Hier geht es um griffige Hooks, reckende Fäuste und schüttelnde Haare, sonst nix. "Coming Home" haben bereits die Scorpions geträllert. Der hier platzierte gleichnamige Titeltrack ist hingegen ein Axxis-Unikat, Melodic Rock in Reinkultur und hart an der Kitsch-Grenze angesiedelt. In Verbindung mit dem knallharten Banger "Atlantica" wirkt das wie ein unschlüssiges Wechseln zwischen den Radiokanälen Rockland und Schlager.
"Love Will Shine For Everyone" macht passend, was nicht zusammen passt. "Like a diamond in the sun, love will shine for everyone" rangiert irgendwo zwischen Goethe und Gosse und dürfte sowohl in Wacken wie im Musikantenstadel eine gute Figur abgeben.
"Irish Way Of Life" ist nomen est omen mit reichlich Folk angereichert und beweist, dass man im Metal nur eine Augenklappe benötigt, um die Genre-Scheuklappen abzulegen. Harr und Cheers.
Mit ihrem Debüt "Kingdom Of The Night" veröffentlichten die Kumpels in Kutten ihren größten Erfolg, der mit seinem Metal-affinen Hardrock den Weg für 35 Jahre Stahlarbeit geebnet hat. "Lord Of Darkness" knüpft vom Titel an her an den Erstling an.
Die Lyrics künden vom ewigen Kampf zwischen Gut und Böse, Fantasy und Überleben, Metalsprech as its best. Wie wäre es mal mit ein wenig mehr Alltagsnähe? Wenn die wohlgenährte Nachbarskatze zum wiederholten Male ihre Morgentoilette im Hochbeet verrichtet, gäbe dies eine prima Hintergrundfolie für einen zünftigen und Ärger-katalysierenden Headbanging-Song ab. Auch auf cat, fat, dead lässt sich sehr gut reimen.

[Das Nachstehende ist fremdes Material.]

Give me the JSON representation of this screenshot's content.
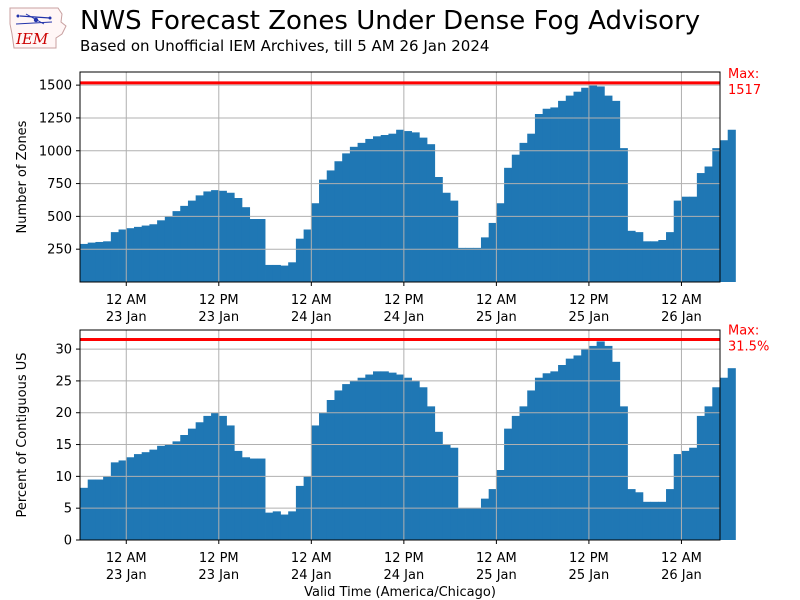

Das starke Statement "I Won't Sell My Soul" konterkarieren Oellers olle Kirmes-Synthies. Auf der Schlussrunde angekommen fahren Weiß und Co. beim Albumcloser auf der letzten Rille.
Auf Albumdistanz liefern die Recken aber ein authentisches Statement ihres Könnens ab. Dabei versprühen Axxis eine immense Spielfreude, von der sich der Autor 1995 als Zwölfjähriger bei Rock Am Ring selbst überzeugen konnte. Somit fällt die Vorstellung schwer, dass nun der letzte Vorhang oder besser gesagt der Hammer fällt.
2 Kommentare
Die Langlebigkeit diverser teutonischen Metalacts der Achtziger verdient Respekt.
Keiner von denen wurde reich damit.
Hören kann man es trotzdem nicht mehr.
Die Übergänge zwischen Wacken und Musikantenstadl sind doch mittlerweile fließend.